Traitement cytoréducteur chez les patients à haut risque
Cependant, la majorité des patients atteints de PV présentent un risque élevé. Dans leur cas, l’introduction d’un traitement cytoréducteur est indiquée. L’hydroxyurée (HU) ou l’interféron alpha (INF) sont recommandés pour le traitement primaire [5]. Cependant, le HU en particulier ne convient pas à tous les patients et peut provoquer des effets secondaires graves (tab. 2) [6]. C’est pourquoi l’INF est plus souvent utilisé chez les patients plus jeunes qui souhaitent avoir un enfant. Si le traitement de première ligne n’est pas toléré ou si les symptômes cliniques ne régressent pas suffisamment, le traitement doit être modifié.
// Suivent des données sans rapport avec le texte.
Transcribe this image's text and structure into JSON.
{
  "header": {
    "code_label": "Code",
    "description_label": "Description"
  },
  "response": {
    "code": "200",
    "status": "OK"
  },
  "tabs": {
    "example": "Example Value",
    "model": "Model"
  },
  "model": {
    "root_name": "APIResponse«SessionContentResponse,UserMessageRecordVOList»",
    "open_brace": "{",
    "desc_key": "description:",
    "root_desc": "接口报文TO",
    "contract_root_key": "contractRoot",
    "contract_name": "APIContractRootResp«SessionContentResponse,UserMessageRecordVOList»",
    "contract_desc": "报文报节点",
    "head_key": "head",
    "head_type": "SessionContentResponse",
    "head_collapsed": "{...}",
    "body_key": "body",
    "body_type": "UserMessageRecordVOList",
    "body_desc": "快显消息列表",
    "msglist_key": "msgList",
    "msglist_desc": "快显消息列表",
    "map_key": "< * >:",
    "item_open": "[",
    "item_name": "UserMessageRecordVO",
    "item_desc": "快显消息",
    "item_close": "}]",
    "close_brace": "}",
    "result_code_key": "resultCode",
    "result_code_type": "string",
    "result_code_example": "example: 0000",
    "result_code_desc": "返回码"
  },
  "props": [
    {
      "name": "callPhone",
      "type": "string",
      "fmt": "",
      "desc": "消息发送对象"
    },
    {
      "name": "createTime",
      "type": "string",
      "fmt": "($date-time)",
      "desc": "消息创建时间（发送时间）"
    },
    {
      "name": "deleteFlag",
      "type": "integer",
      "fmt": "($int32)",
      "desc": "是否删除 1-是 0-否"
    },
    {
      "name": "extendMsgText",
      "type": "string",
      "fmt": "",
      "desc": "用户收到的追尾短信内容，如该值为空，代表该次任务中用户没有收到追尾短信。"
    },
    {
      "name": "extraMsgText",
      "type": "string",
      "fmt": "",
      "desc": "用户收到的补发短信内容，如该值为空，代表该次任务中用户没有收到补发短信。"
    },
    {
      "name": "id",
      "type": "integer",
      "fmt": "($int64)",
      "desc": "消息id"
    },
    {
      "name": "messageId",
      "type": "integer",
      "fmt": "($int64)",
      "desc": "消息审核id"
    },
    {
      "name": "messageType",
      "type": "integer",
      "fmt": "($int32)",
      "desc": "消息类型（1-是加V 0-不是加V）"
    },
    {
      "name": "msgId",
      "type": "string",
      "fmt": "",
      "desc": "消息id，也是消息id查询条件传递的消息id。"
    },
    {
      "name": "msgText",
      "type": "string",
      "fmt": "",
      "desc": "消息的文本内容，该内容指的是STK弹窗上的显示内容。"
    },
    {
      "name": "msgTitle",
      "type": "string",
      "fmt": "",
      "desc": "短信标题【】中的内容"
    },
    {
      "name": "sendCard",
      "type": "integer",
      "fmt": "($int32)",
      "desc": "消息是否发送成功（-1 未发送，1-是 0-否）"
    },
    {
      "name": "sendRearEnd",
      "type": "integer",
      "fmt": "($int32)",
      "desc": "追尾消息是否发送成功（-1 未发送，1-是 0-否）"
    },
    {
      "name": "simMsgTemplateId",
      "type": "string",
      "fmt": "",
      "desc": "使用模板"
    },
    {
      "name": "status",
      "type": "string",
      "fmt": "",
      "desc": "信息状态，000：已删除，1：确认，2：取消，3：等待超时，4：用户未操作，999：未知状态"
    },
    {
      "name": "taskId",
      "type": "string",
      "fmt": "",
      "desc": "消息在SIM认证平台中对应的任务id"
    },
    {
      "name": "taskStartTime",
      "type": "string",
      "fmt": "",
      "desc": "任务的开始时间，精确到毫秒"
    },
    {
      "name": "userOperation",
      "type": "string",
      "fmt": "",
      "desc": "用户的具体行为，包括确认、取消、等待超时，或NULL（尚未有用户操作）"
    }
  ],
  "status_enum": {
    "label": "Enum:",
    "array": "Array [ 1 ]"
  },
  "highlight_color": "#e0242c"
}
Des études ont montré que le ruxolitinib, un inhibiteur de JAK2, permettait de contrôler l’augmentation de la myéloprolifération tout en étant bien toléré [1]. De nombreux symptômes associés à la PV, tels que la fatigue et le prurit, ont également régressé. De plus, les effets ont été très rapides chez la plupart des patients, dans les quatre premières semaines. Le busulfan peut être utilisé comme traitement de substitution chez les patients d’âge avancé. Toutefois, le potentiel leucémogène de cette substance fait toujours l’objet de discussions, raison pour laquelle elle ne devrait être utilisée qu’avec modération. L’anagrélide peut être envisagé comme partenaire de combinaison avec, par exemple, HU ou INF. Celui-ci vise uniquement à réduire la production de plaquettes et peut agir en complément si les autres substances seules ne permettent pas d’obtenir des résultats satisfaisants.
Littérature :
- www.onkopedia.com/de/onkopedia/guidelines/polycythaemia-vera-pv/@@guideline/html/index.html (dernier appel le 10.05.2020)
- Vannucchi AM, et al : N Engl J Med 2015 ; 372 : 426-35.
- Stein BL, Moliterno AR, Tiu RV : Charge de la maladie de la polycythémie : facteurs contributifs, impact sur la qualité de vie, options de traitement en voie d’extinction. Ann Hematol 2014 ; 93 : 1965-1976.
- Marchioli R, Finazzi G, Specchia G, et al : Cardiovascular events and intensity of treatment in polycythemia vera. N Engl J Med 2013 ; 368 : 22-33.
- Barbui T, Tefferi A, Vannucchi AM, et al : Philadelphia chromosome-négatif néoplasmes myéloprolifératifs classiques : recommandations de prise en charge révisées de European Leukemia Net. Leukemia 2018 ; 32 : 1057-1069.
- Barosi G, Birgegard G, Finazzi G, et al : A unified definition of clinical resistance and intolerance to hydroxycarbamide in polycythaemia vera and primary myelofibrosis : results of a European LeukemiaNet (ELN) consensus process. Br J Haematol 2010 ; 148 : 961-963.